Taking insulin means being exposed to the risk of hypoglycemia and so insulin doses must be managed well to minimise the risk of hypos occurring. The long term complications for LADA are the same as those for type 1 diabetes and therefore notably include heart disease, stroke, retinopathy, nephropathy and neuropathy. Because LADA develops slowly, long term complications could start to develop before the condition has been diagnosed. On the plus side, because the loss of insulin producing beta cells is slower than in juvenile type 1 diabetes, if LADA is diagnosed early and well controlled, it may be easier for people with LADA to avoid complications in their lifetime than for people with type 1 diabetes diagnosed at a younger age.

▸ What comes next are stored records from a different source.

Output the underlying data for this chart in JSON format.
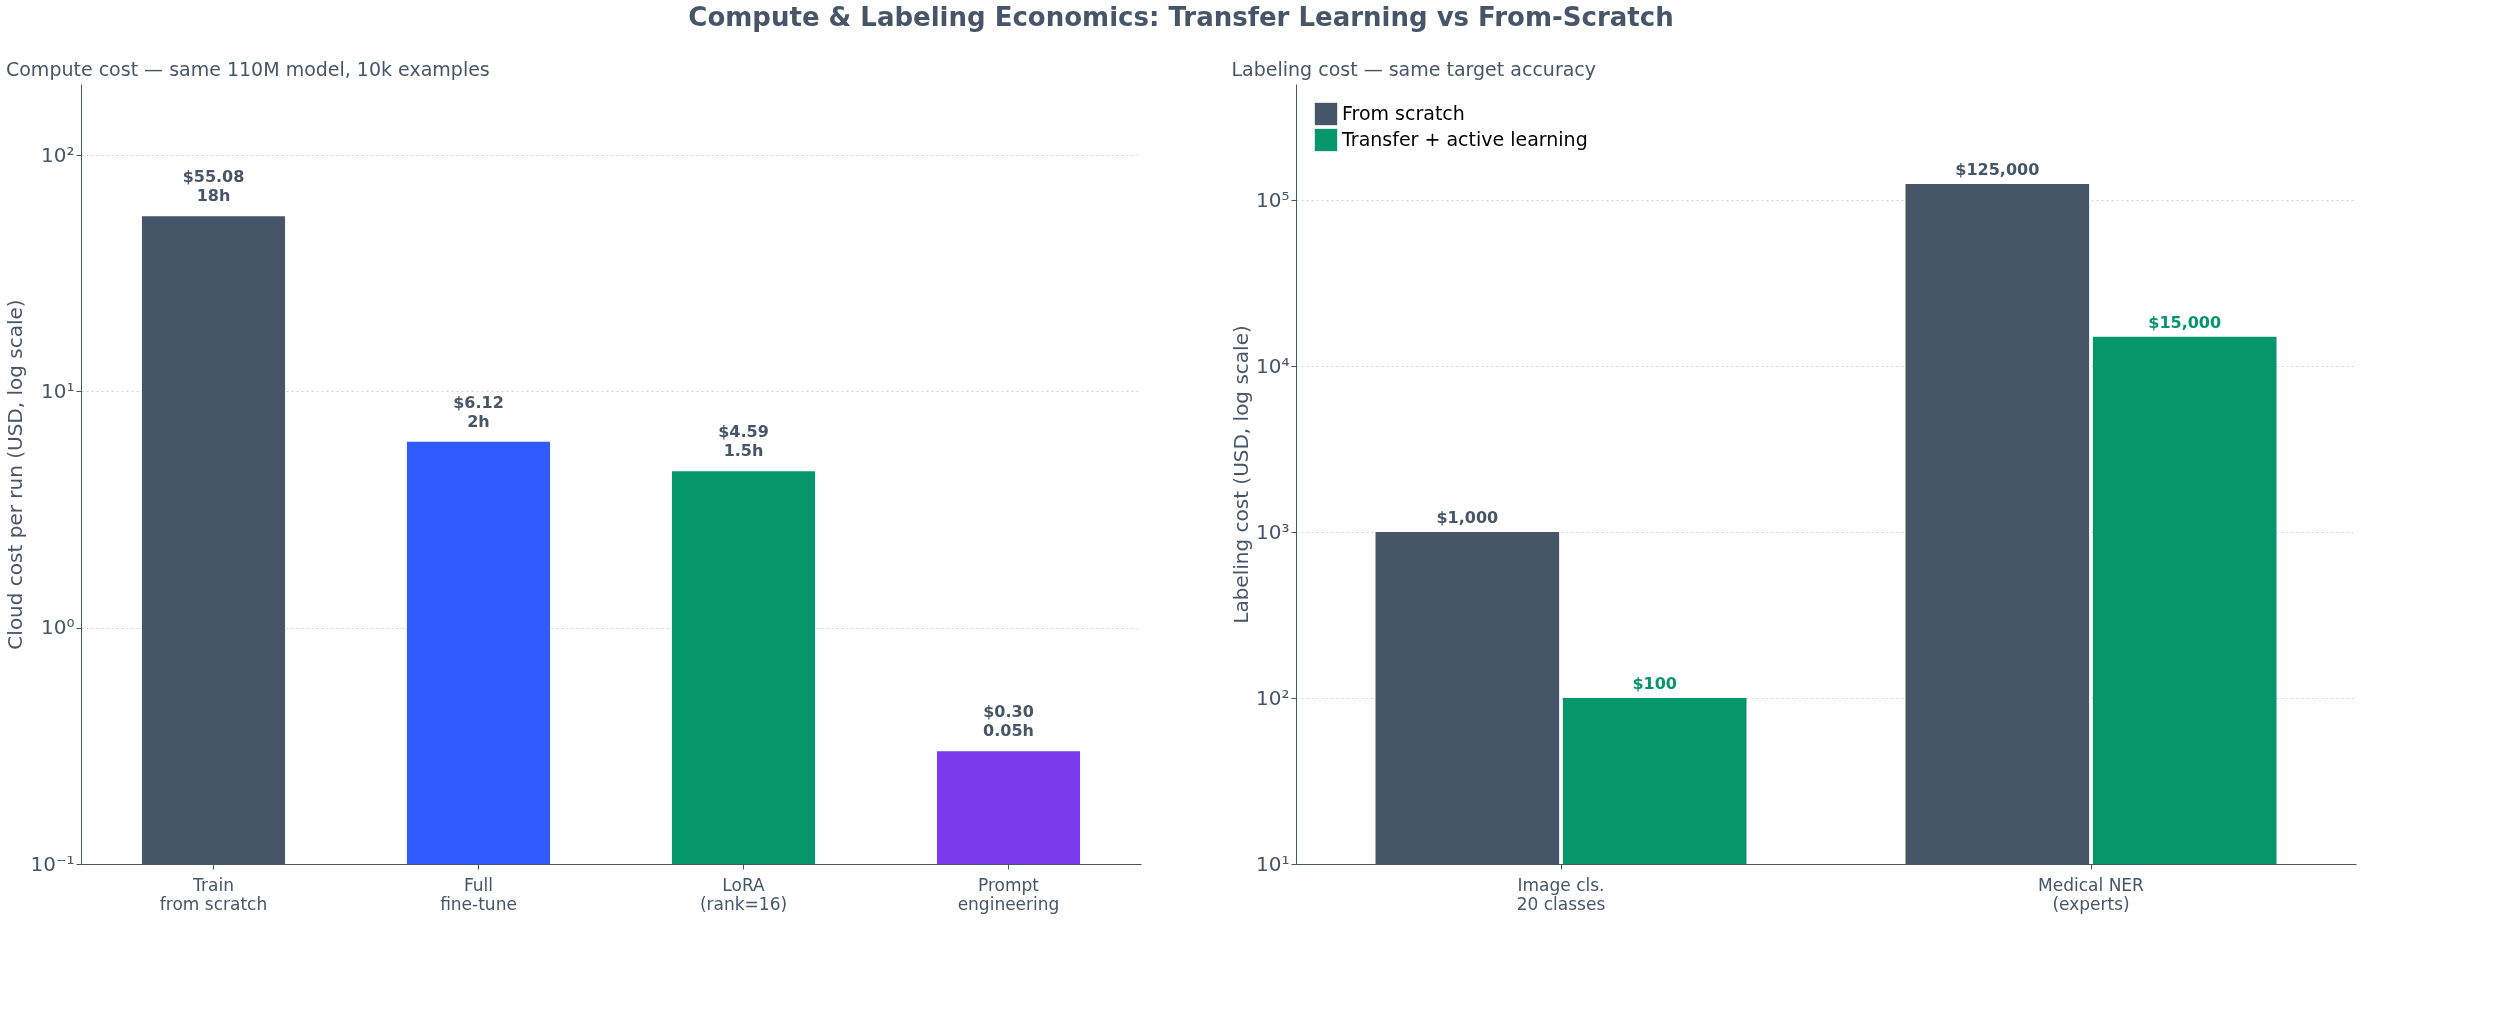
{
  "chart_data": [
    {
      "type": "bar",
      "title": "Compute & Labeling Economics: Transfer Learning vs From-Scratch",
      "subtitle": "Compute cost — same 110M model, 10k examples",
      "ylabel": "Cloud cost per run (USD, log scale)",
      "categories": [
        "Train\nfrom scratch",
        "Full\nfine-tune",
        "LoRA\n(rank=16)",
        "Prompt\nengineering"
      ],
      "values": [
        55.08,
        6.12,
        4.59,
        0.3
      ],
      "colors": [
        "#475569",
        "#2f5bff",
        "#059669",
        "#7c3aed"
      ],
      "value_labels": [
        "$55.08\n18h",
        "$6.12\n2h",
        "$4.59\n1.5h",
        "$0.30\n0.05h"
      ],
      "log": true,
      "ylim": [
        0.1,
        200
      ],
      "yticks": [
        {
          "value": 0.1,
          "label": "10⁻¹"
        },
        {
          "value": 1,
          "label": "10⁰"
        },
        {
          "value": 10,
          "label": "10¹"
        },
        {
          "value": 100,
          "label": "10²"
        }
      ],
      "grid": "y"
    },
    {
      "type": "bar",
      "subtitle": "Labeling cost — same target accuracy",
      "ylabel": "Labeling cost (USD, log scale)",
      "categories": [
        "Image cls.\n20 classes",
        "Medical NER\n(experts)"
      ],
      "series": [
        {
          "name": "From scratch",
          "color": "#475569",
          "values": [
            1000,
            125000
          ],
          "value_labels": [
            "$1,000",
            "$125,000"
          ]
        },
        {
          "name": "Transfer + active learning",
          "color": "#059669",
          "values": [
            100,
            15000
          ],
          "value_labels": [
            "$100",
            "$15,000"
          ]
        }
      ],
      "log": true,
      "ylim": [
        10,
        500000
      ],
      "yticks": [
        {
          "value": 10,
          "label": "10¹"
        },
        {
          "value": 100,
          "label": "10²"
        },
        {
          "value": 1000,
          "label": "10³"
        },
        {
          "value": 10000,
          "label": "10⁴"
        },
        {
          "value": 100000,
          "label": "10⁵"
        }
      ],
      "grid": "y",
      "legend": "top left"
    }
  ]
}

The first choice of treatment is nutrition related treatment plus exercise. Dietary guidelines for patients with LADA are similar to those for patients with type 1 diabetes. Obese LADA patients should follow a healthy reduced-calorie diet and increase their physical activity levels. Clinicians should advise patients about diet and exercise programs suited to their individual needs and perform follow-up evaluations to insure that patients are adhering to the plan. A healthy, carbohydrate-controlled eating plan along with exercise and weight loss can improve insulin resistance. The second choice of treatment for patients with LADA continues with  anti-diabetic medications commonly used for type 2 diabetes patients. Three classes of medications are used known as thiazolidinediones, GLP-1 receptor agonists, and metformin. These medications help preserve beta cell mass which is important when you have LADA. LADA patients are not prescribed drugs that stimulate ß-cell insulin production. Sulfonylureas, such as glimepiride and glipizide, and incretin drugs, such as sitagliptin (Januvia, Merck) and exanatide (Byetta, Amylin Pharmaceuticals Inc.) should be avoided help blood sugar at first, but slowly poison beta cells. Eventually, LADA patient will require insulin therapy. In the beginning stages of LADA, the body may still be producing insulin, and if a misdiagnosis of Type 2 diabetes has occurred, meal planning and blood glucose lowering medications may help manage blood glucose levels. But, since the same antibodies that are present in Type 1 diabetes are present in LADA, once the body reaches complete insulin dependency, artificial insulin will need to be used to effectively manage blood glucose. Researchers are just beginning to understand the pathophysiology of LADA and are still struggling to come up with a standardized definition for the condition. Early insulin therapy appears to be recommended, but definitive treatment guidelines are not yet available.